3GPP-Innovation-Extractor / README_PROJECT.md
heymenn's picture
Rename README.md to README_PROJECT.md
3c7c478 verified
GHBanner

Run Locally

Prerequisites: Node.js

  1. Install dependencies: npm install
  2. Set the GEMINI_API_KEY in .env.local to your Gemini API key
  3. Run the app: npm run dev

Workflow Overview

flowchart TD
    subgraph S1 [Phase 1: Data Ingestion]
        A[User Selects Working Group] -->|SA1-6, RAN1-2| B[Fetch Meetings via POST]
        B --> C[User Selects Meeting]
        C --> D[Filter Docs by Metadata]
        D --> E[Extract Raw Text]
    end

    subgraph S2 [Phase 2: Refinement & Caching]
        E --> F{Text in Cache?}
        F -- Yes --> G[Retrieve Cached Refinement]
        F -- No --> H[LLM Processing]
        H --> I[Task: Dense Chunking & 'What's New']
        I --> J[Store in Dataset]
        J --> G
    end

    subgraph S3 [Phase 3: Pattern Analysis]
        G --> K[User Selects Pattern/Prompt]
        K --> L{Result in Cache?}
        L -- Yes --> M[Retrieve Analysis]
        L -- No --> N[Execute Pattern]
        N --> O[Multi-Model Verification]
        O --> P[Store Result]
    end

    S1 --> S2 --> S3

Detailed Process Specification

Phase 1: Data Ingestion & Extraction

The user navigates a strict hierarchy to isolate relevant source text.

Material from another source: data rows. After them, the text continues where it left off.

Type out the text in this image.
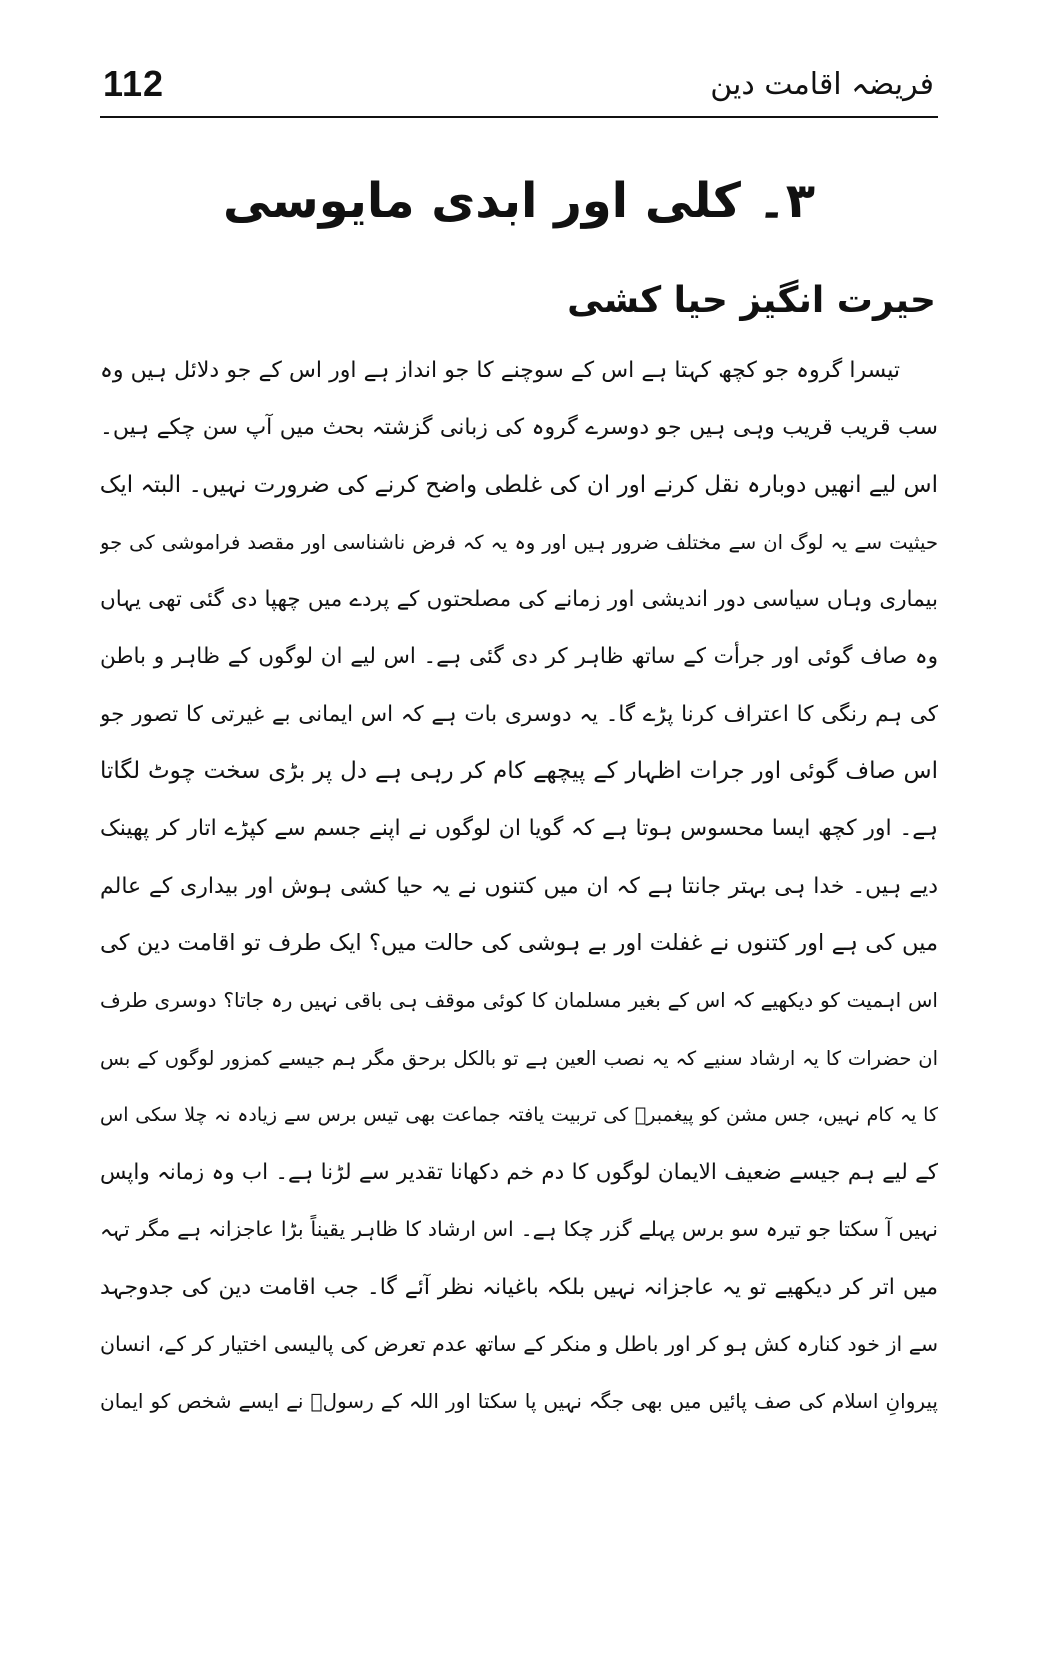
112	فریضہ اقامت دین
۳۔ کلی اور ابدی مایوسی
حیرت انگیز حیا کشی
تیسرا گروہ جو کچھ کہتا ہے اس کے سوچنے کا جو انداز ہے اور اس کے جو دلائل ہیں وہ
سب قریب قریب وہی ہیں جو دوسرے گروہ کی زبانی گزشتہ بحث میں آپ سن چکے ہیں۔
اس لیے انھیں دوبارہ نقل کرنے اور ان کی غلطی واضح کرنے کی ضرورت نہیں۔ البتہ ایک
حیثیت سے یہ لوگ ان سے مختلف ضرور ہیں اور وہ یہ کہ فرض ناشناسی اور مقصد فراموشی کی جو
بیماری وہاں سیاسی دور اندیشی اور زمانے کی مصلحتوں کے پردے میں چھپا دی گئی تھی یہاں
وہ صاف گوئی اور جرأت کے ساتھ ظاہر کر دی گئی ہے۔ اس لیے ان لوگوں کے ظاہر و باطن
کی ہم رنگی کا اعتراف کرنا پڑے گا۔ یہ دوسری بات ہے کہ اس ایمانی بے غیرتی کا تصور جو
اس صاف گوئی اور جرات اظہار کے پیچھے کام کر رہی ہے دل پر بڑی سخت چوٹ لگاتا
ہے۔ اور کچھ ایسا محسوس ہوتا ہے کہ گویا ان لوگوں نے اپنے جسم سے کپڑے اتار کر پھینک
دیے ہیں۔ خدا ہی بہتر جانتا ہے کہ ان میں کتنوں نے یہ حیا کشی ہوش اور بیداری کے عالم
میں کی ہے اور کتنوں نے غفلت اور بے ہوشی کی حالت میں؟ ایک طرف تو اقامت دین کی
اس اہمیت کو دیکھیے کہ اس کے بغیر مسلمان کا کوئی موقف ہی باقی نہیں رہ جاتا؟ دوسری طرف
ان حضرات کا یہ ارشاد سنیے کہ یہ نصب العین ہے تو بالکل برحق مگر ہم جیسے کمزور لوگوں کے بس
کا یہ کام نہیں، جس مشن کو پیغمبرؐ کی تربیت یافتہ جماعت بھی تیس برس سے زیادہ نہ چلا سکی اس
کے لیے ہم جیسے ضعیف الایمان لوگوں کا دم خم دکھانا تقدیر سے لڑنا ہے۔ اب وہ زمانہ واپس
نہیں آ سکتا جو تیرہ سو برس پہلے گزر چکا ہے۔ اس ارشاد کا ظاہر یقیناً بڑا عاجزانہ ہے مگر تہہ
میں اتر کر دیکھیے تو یہ عاجزانہ نہیں بلکہ باغیانہ نظر آئے گا۔ جب اقامت دین کی جدوجہد
سے از خود کنارہ کش ہو کر اور باطل و منکر کے ساتھ عدم تعرض کی پالیسی اختیار کر کے، انسان
پیروانِ اسلام کی صف پائیں میں بھی جگہ نہیں پا سکتا اور اللہ کے رسولؐ نے ایسے شخص کو ایمان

  1. Working Group Selection: User selects one group from the allowlist: ['SA1', 'SA2', 'SA3', 'SA4', 'SA5', 'SA6', 'RAN1', 'RAN2'].
  2. Meeting Retrieval: System executes a POST request to the endpoint using the selected Working Group to retrieve the meeting list.
  3. Document Filtering: User selects a meeting, then filters the resulting file list using available metadata.
  4. Text Extraction: System extracts raw content from the filtered files into a text list.

Phase 2: Content Refinement (with Caching)

Raw text is processed into high-value summaries to reduce noise.

  • Cache Check: Before processing, check the dataset for existing (text_hash, refined_output) pairs to prevent duplicate processing.
  • LLM Processing: If not cached, pass text to the selected LLM (default provided, user-changeable).
  • Prompt Objective:
    1. Create information-dense chunks (minimize near-duplicates).
    2. Generate a "What's New" paragraph wrapped in SUGGESTION START and SUGGESTION END tags.
  • Storage: Save the input text and the LLM output to the dataset.

Phase 3: Pattern Analysis & Verification

Refined text is analyzed using specific user-defined patterns.

  • Pattern Selection: User applies a specific prompt/pattern to the refined documents.
  • Cache Check: Check the results database for existing (document_id, pattern_id) results.
  • Execution & Verification:
    • Run the selected pattern against the documents.
    • Verifier Mode: Optionally execute the same input across multiple models simultaneously to compare results and ensure accuracy.
  • Storage: Save the final analysis in the database to prevent future re-computation.